The clinical implication of this study is that incorporating disability, physical activity, and quality of life assessment in the management and follow-up of people with MLBP may enhance the traditional biophysical approach mainly based on structural evaluation. Attention has been paid in the last decade to the biopsychosocial factors that may lead to the development and sustenance of LBP. Pain intensity, health-related QoL, and the degree of pain interference with an individual’s daily activities (disability) belong to a set of primary-based outcomes in LBP [14]. However, research findings in this area are inconsistent because of the difficulty in standardizing the outcome measures and controlling for confounding factors [47]. Clinicians should expect psychosocial limitations such as poor QoL, activity restriction, and disability among clients with MLBP and be proactive in providing comprehensive care.

Limitations

The study has some limitations. Participants were sampled by a non-probability (consecutive) method—affecting the generalizability of our findings. However, the participants’ demographic characteristics in the present study were similar to two previous studies conducted among people with LBP in the same region of the country [9, 25]. Self-reported instruments were used for data collection, which may lead to recall and social desirability biases.
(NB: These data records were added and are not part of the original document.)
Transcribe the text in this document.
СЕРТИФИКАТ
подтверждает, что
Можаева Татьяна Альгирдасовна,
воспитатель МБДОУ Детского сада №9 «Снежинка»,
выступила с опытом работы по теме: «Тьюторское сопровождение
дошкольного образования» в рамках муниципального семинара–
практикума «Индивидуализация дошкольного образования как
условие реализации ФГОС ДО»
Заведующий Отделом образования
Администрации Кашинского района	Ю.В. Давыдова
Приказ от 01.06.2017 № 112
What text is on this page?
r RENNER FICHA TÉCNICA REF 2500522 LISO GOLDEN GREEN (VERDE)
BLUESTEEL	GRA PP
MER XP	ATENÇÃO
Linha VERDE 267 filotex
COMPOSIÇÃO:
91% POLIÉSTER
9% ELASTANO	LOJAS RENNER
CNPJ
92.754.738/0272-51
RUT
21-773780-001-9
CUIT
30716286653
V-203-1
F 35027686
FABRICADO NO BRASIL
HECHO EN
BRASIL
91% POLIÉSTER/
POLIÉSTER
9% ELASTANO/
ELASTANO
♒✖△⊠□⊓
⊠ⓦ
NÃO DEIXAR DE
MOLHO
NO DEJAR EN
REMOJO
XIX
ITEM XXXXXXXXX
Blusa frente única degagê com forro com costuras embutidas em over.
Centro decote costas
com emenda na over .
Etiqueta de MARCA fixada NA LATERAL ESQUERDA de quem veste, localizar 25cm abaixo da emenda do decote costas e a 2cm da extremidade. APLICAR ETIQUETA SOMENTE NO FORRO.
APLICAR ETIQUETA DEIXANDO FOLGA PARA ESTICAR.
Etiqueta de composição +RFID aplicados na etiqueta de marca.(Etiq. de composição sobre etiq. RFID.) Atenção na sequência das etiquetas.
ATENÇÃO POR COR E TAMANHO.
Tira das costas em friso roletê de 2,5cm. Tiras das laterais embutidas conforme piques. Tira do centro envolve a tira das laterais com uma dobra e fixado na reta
For instance, participants may overestimate their pain intensity or physical activity levels.

Conclusion

There was a correlation between pain intensity, physical activity, and disability, such that an increased pain intensity reduced physical activities and quality of life, in addition to the direct effect of pain leading to increased disability. Therefore, incorporating physical activity, disability, and QoL assessment in the management and follow-up of people with chronic mechanical low back pain may enhance the traditional biophysical approach that has to do with structural evaluation.